La domanda mi coglie alla sprovvista. Negli anni sono diventata così brava a nascondere il dolore che, di solito, non se ne accorge mai nessuno, ma avrei dovuto aspettarmi di non poter ingannare lui. Non esistono barriere per proteggersi da qualcuno che riesce a leggerti direttamente nell'anima.
Ripenso all'album di famiglia che mi ha regalato Ian, a mia madre incinta che aspetta di sposare l'uomo che ama e al destino crudele che ha infranto le promesse di quel futuro felice. «No» replico alla fine. «Non è colpa tua».
Un lampo di sollievo balena fugace nel suo sguardo, pieno di una dolcezza disarmante. Esita per un secondo, poi mi attira delicatamente a sé e mi avvolge tra le sue braccia, posando la sua fronte contro la mia. Posso percepire il suo respiro che accelera, il ritmo frenetico dei suoi battiti, ma mi costringo a rimanere immobile per non spaventarlo. È una sensazione troppo bella per rischiare di farlo staccare da me.
«Quindi, non vogliamo stare insieme, ma non riusciamo a stare lontani». Non posso fare a meno di guardare le sue labbra, leggermente dischiuse, con un taglietto sanguinante su quello inferiore: carnose, morbide, perfette.
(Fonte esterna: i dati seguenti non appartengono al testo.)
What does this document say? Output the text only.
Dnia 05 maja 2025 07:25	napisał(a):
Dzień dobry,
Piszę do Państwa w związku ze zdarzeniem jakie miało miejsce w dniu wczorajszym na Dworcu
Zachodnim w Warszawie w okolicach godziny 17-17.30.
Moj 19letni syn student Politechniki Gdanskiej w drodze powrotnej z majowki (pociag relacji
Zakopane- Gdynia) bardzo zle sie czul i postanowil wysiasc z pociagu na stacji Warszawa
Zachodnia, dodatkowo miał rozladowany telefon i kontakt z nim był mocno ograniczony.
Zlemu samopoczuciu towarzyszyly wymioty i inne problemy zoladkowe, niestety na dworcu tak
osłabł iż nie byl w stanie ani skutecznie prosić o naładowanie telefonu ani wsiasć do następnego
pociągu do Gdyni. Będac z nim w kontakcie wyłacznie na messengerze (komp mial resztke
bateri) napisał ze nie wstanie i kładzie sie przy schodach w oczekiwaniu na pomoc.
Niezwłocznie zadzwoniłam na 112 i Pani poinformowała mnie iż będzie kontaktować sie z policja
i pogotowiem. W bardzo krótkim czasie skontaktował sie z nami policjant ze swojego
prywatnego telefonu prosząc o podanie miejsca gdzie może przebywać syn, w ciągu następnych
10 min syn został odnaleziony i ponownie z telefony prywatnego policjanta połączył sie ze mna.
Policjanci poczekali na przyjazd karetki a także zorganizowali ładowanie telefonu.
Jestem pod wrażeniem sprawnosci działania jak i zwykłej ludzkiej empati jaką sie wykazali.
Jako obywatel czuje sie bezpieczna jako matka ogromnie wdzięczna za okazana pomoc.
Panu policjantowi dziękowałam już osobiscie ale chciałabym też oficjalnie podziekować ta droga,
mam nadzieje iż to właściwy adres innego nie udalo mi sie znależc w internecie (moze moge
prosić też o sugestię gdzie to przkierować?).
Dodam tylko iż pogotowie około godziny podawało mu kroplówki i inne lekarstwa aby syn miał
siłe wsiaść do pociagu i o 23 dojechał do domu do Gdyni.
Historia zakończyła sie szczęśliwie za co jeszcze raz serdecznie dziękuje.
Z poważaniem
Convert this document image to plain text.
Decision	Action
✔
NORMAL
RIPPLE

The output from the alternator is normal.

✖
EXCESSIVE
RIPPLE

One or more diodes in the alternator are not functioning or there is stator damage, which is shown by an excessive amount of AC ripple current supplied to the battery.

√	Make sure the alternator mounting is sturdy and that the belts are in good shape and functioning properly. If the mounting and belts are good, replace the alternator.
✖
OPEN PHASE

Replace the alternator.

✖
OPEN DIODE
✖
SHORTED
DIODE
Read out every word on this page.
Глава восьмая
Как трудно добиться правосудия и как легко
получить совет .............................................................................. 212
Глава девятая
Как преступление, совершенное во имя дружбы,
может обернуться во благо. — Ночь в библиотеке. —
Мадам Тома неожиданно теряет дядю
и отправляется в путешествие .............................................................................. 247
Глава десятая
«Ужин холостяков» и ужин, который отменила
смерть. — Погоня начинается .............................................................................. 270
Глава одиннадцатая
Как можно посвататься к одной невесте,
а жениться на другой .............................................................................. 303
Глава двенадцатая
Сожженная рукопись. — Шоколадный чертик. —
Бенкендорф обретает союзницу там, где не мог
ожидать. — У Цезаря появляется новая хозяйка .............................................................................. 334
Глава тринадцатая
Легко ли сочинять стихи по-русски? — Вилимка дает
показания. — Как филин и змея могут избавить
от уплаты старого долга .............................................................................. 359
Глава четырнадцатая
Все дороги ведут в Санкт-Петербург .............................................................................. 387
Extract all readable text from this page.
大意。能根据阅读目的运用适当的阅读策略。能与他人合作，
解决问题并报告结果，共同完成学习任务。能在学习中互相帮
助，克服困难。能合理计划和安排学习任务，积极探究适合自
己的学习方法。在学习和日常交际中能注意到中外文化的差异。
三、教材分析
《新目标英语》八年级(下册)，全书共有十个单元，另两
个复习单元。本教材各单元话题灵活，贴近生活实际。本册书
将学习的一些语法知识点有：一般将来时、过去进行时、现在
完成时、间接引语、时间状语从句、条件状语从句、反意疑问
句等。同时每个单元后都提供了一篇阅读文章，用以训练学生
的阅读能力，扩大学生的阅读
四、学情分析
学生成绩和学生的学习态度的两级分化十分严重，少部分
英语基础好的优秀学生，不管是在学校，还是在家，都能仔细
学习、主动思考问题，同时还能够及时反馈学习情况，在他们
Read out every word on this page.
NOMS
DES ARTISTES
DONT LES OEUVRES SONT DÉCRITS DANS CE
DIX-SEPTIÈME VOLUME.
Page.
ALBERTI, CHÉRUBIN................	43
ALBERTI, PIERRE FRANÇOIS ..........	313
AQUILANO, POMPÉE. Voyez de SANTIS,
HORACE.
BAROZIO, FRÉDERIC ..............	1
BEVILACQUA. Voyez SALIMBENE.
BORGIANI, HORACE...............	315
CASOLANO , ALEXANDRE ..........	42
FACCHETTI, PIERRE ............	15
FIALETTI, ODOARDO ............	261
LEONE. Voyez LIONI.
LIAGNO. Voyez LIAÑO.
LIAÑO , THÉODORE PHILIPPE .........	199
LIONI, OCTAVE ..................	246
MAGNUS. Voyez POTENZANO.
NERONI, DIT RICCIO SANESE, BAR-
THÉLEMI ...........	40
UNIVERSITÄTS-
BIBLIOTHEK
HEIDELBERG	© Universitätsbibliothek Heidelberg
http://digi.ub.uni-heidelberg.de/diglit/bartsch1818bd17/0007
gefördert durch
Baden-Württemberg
L'eccitazione mi ribolle nel sangue, facendomi contorcere lo stomaco dalla tentazione di annullare la poca distanza rimasta tra noi. «Che facciamo?»
«Possiamo...» La voce gli esce in un sibilo. «Rimanere amici».
Amici.
Quel termine sembra così sbagliato associato a lui.
Io e Kal siamo amici, tanto che siamo stati accoccolati sul divano più di una volta e non ci ha fatto nessun effetto, neanche un po' d'imbarazzo. Questa è amicizia. Ma come posso essere amica di un ragazzo che desidero con tanta disperata intensità?
«D'accordo. Amici, allora» ripeto scettica, sollevando la testa.
Sto per ritrarmi, poi però incrocio di nuovo i suoi occhi grigi come la nebbia mattutina, screziati di pagliuzze blu. Lo stesso colore profondo e inquieto di un mare in burrasca, l'unico da cui mi lascerei volentieri trascinare fin negli abissi. E non resisto.
«L'ultima volta».
Prima che Klaus possa rispondere, mi sono già impadronita della sua bocca con foga, allacciando le mani dietro la sua nuca.
All'inizio, oppone una debole resistenza, teso come una corda di violino, ma infine si arrende e accoglie la mia lingua con piacere. Gli concedo tutto il tempo necessario per rilassarsi, per capire che non gli farò niente di male, e un gemito soffocato mi sale dalla gola appena, dopo qualche secondo, le sue mani cominciano a strusciarmi la schiena.
Con un movimento dolce, lo spingo ad arretrare fino a che i suoi talloni sbattono contro la fontana e Klaus si lascia cadere sul muretto, tirandomi piano a sé.
Mi metto a cavalcioni sulle sue gambe, con le ginocchia piantate intorno ai suoi fianchi, e gli premo i gomiti sulle spalle esercitando una lieve pressione. Ogni suo muscolo si contrae, ogni nervo teso allo spasimo, eppure si abbandona al mio invito, stendendosi a poco a poco sulla dura superficie di pietra.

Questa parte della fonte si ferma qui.